C.備品装具に比べ、本人用装具の方が歩きやすい!?
装具は、身体にフィットしていることが大切です。長下肢装具の場合、脚の長さが合っていないと、鼠径部近くにある金属支柱や装具ベルト(大腿半月)が股関節の付け根に当たり、痛みや傷ができてしまうことが考えられます。サイズの合ったものであれば、備品装具に比べ、予防することが可能です。また脚の太さに合ったものを使用することで、正しい支持が得られ、関節の動きを適切に制御できるため、歩行練習を効果的にすすめることができます。
<参考文献>
1)阿部浩明.:脳卒中重度片麻痺者の歩行再建をめざした急性期の理学療法.理学療法学, 47 巻 3 号 p. 280-288,2020年
2)栗田慎也,他.:急性期病院での長下肢装具の作製が脳卒中片麻痺患者の回復期リハビリテーション病棟退院時の歩行能力に与える効果─多施設の回復期リハビリテーション病棟のデータより─.理学療法科学,36 巻 1 号 p. 41-45,2021年
長下肢装具を作製するときに抑えておきたい注意点
長下肢装具を作製するにあたっては、注意点もいくつかありますので、一度確認をしてみましょう。
A.長下肢装具の作製にかかる経済的負担
治療用装具として長下肢装具を作製する際は、医療保険を利用します。自己負担の割合によって、負担額が変わってきますが、装具作製後に一度、装具製作会社に全額を支払う必要があります。長下肢装具の値段は12~30万円程度で作製が可能ですので、一時的になりますが、ご本人・ご家族に経済的負担がかかります。(全額先払い!?装具を作製するのにお金がかかるの?)
B.長下肢装具から短下肢装具へカットダウンのタイミング
長下肢装具は、多くの場合、病院で治療用装具として作製され、いずれ短下肢装具にカットダウンすることが想定されています。その時期が間近に迫っているとすれば、長下肢装具を作製しなくてもよい可能性が考えられます。
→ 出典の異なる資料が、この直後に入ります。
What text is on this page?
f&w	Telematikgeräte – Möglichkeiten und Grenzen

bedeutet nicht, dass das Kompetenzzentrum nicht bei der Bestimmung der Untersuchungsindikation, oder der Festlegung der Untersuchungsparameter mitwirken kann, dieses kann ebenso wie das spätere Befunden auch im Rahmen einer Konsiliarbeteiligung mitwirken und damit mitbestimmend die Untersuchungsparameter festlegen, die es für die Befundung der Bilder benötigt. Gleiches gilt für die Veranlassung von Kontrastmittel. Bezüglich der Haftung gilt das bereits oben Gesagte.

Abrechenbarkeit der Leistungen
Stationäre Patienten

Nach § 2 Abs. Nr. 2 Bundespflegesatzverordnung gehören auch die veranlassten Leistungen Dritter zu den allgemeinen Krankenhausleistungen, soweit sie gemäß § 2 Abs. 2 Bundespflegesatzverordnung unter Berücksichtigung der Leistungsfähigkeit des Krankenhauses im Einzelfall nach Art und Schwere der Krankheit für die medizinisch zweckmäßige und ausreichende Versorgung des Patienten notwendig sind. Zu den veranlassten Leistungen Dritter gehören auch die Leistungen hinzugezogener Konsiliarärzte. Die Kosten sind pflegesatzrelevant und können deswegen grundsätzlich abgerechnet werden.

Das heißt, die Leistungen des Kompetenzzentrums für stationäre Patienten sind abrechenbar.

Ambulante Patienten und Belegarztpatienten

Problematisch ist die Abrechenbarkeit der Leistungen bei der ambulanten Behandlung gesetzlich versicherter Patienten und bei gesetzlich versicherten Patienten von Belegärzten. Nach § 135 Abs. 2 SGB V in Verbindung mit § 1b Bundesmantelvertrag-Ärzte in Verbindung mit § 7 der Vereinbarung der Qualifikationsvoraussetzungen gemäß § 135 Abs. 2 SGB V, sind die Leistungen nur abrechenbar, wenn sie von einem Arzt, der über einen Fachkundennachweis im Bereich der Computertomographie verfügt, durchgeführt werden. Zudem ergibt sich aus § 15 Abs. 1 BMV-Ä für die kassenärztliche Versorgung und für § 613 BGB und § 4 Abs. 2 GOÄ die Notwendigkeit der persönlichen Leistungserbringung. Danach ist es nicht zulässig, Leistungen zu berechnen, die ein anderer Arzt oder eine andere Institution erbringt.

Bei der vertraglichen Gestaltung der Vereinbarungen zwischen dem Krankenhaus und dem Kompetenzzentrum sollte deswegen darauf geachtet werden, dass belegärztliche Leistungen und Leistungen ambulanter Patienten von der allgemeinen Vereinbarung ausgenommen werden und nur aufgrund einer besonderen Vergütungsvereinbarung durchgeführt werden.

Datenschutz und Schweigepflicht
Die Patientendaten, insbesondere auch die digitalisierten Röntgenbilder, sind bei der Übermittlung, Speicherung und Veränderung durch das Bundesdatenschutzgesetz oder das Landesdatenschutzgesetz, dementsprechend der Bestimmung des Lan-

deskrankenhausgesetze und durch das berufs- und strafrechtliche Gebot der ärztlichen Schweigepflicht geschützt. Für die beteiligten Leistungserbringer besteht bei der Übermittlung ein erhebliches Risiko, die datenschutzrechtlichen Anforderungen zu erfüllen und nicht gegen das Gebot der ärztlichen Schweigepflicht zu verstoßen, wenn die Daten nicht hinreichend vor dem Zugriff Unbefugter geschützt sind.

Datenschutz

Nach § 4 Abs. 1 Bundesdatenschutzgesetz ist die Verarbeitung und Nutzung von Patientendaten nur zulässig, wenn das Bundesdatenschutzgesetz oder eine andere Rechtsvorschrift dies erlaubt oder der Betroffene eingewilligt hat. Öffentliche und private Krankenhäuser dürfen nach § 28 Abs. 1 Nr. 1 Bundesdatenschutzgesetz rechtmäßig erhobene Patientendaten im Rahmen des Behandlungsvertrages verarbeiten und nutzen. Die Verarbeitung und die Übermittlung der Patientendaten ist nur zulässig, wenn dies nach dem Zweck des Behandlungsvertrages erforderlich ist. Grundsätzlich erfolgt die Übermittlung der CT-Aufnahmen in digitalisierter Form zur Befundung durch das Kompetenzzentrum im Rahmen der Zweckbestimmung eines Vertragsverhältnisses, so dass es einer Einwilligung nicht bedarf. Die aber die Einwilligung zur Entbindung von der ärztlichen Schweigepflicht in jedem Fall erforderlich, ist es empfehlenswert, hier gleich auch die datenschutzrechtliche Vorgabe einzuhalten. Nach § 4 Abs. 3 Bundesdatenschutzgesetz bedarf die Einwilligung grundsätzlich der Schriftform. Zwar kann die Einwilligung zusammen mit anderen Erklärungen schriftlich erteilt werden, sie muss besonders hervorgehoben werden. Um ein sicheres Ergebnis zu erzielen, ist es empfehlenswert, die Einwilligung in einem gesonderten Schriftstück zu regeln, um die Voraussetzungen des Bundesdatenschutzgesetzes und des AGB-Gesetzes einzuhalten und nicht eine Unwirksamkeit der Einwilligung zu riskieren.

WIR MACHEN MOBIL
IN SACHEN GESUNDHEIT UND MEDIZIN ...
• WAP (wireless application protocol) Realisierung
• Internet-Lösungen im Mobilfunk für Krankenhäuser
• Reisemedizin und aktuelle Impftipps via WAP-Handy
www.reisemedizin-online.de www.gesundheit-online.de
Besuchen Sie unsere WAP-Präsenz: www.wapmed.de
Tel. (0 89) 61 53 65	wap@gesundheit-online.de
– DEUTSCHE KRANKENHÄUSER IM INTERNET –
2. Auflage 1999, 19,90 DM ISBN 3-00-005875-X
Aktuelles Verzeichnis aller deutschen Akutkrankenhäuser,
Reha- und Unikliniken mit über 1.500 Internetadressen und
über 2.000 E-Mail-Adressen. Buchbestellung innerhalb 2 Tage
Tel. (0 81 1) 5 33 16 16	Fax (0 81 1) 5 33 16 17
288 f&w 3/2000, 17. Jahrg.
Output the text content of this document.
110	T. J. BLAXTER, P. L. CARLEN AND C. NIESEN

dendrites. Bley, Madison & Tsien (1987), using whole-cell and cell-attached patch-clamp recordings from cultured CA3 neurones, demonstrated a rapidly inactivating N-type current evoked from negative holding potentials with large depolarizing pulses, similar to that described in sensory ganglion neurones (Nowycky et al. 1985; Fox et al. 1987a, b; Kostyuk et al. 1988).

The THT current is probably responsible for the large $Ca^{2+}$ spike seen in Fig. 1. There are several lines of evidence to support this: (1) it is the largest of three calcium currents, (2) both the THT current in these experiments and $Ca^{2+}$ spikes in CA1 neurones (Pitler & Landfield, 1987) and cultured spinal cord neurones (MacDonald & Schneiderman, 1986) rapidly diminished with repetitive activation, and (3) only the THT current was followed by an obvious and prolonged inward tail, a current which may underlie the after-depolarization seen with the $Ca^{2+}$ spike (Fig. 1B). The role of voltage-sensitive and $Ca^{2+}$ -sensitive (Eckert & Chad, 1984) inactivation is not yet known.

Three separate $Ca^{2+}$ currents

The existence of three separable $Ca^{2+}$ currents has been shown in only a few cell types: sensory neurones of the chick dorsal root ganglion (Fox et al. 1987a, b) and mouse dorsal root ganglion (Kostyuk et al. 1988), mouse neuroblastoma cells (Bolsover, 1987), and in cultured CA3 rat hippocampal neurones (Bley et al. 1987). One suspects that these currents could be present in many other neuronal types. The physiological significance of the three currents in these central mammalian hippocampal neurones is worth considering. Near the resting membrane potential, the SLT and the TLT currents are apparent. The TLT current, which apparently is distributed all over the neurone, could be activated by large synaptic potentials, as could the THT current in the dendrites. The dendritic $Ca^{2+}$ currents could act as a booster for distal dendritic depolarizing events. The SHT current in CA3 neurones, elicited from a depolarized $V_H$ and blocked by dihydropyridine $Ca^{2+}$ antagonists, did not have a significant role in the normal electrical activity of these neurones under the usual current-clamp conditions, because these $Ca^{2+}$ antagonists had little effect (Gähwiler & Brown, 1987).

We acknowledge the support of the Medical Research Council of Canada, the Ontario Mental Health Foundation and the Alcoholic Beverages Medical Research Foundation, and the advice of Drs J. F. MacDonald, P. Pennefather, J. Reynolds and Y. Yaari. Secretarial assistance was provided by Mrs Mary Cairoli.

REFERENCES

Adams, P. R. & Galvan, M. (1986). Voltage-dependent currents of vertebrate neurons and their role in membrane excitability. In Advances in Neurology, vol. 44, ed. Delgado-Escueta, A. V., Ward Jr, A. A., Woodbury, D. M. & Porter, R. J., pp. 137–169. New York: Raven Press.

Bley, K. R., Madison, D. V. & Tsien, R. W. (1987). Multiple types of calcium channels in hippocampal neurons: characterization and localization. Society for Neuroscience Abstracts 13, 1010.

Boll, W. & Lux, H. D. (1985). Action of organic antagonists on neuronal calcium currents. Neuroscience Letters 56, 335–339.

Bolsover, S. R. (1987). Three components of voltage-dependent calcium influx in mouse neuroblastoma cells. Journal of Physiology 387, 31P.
あくまで私見ではありますが、長下肢装具の作製には、患者・家族に経済的負担がかかるため、最低でも1か月以上カットダウンの時期が来ない場合に長下肢装具を作製するなど、作製する際には長下肢装具の必要性を十分検討するようにしましょう。
まとめ
今回は、長下肢装具を作製するメリットと注意点についてお話しました。
長下肢装具を作製するメリット
① 運動麻痺があり、下肢に支持性の問題がある症例でも荷重下で、リズミカルな歩行練習が可能な場合があります。
② 早期に長下肢装具を作製することはADLの向上に寄与する可能性が考えられます。
③ 備品装具に比べて、長さや太さなどのサイズが身体にフィットしているため、痛みや傷などのリスクを予防することが可能となります。正しい支持が得られ、関節の動きを適切に制御できるため効果的に歩行練習が可能です。
長下肢装具を作製するときに抑えておきたい注意点
① 長下肢装具の値段は約12-30万円程度であり、一時的に全額のご負担をご本人・ご家族にして頂く必要があります。
② 長下肢装具から短下肢装具へカットダウンする時期が間近に迫っている場合は、長下肢装具作製の意義は低いです。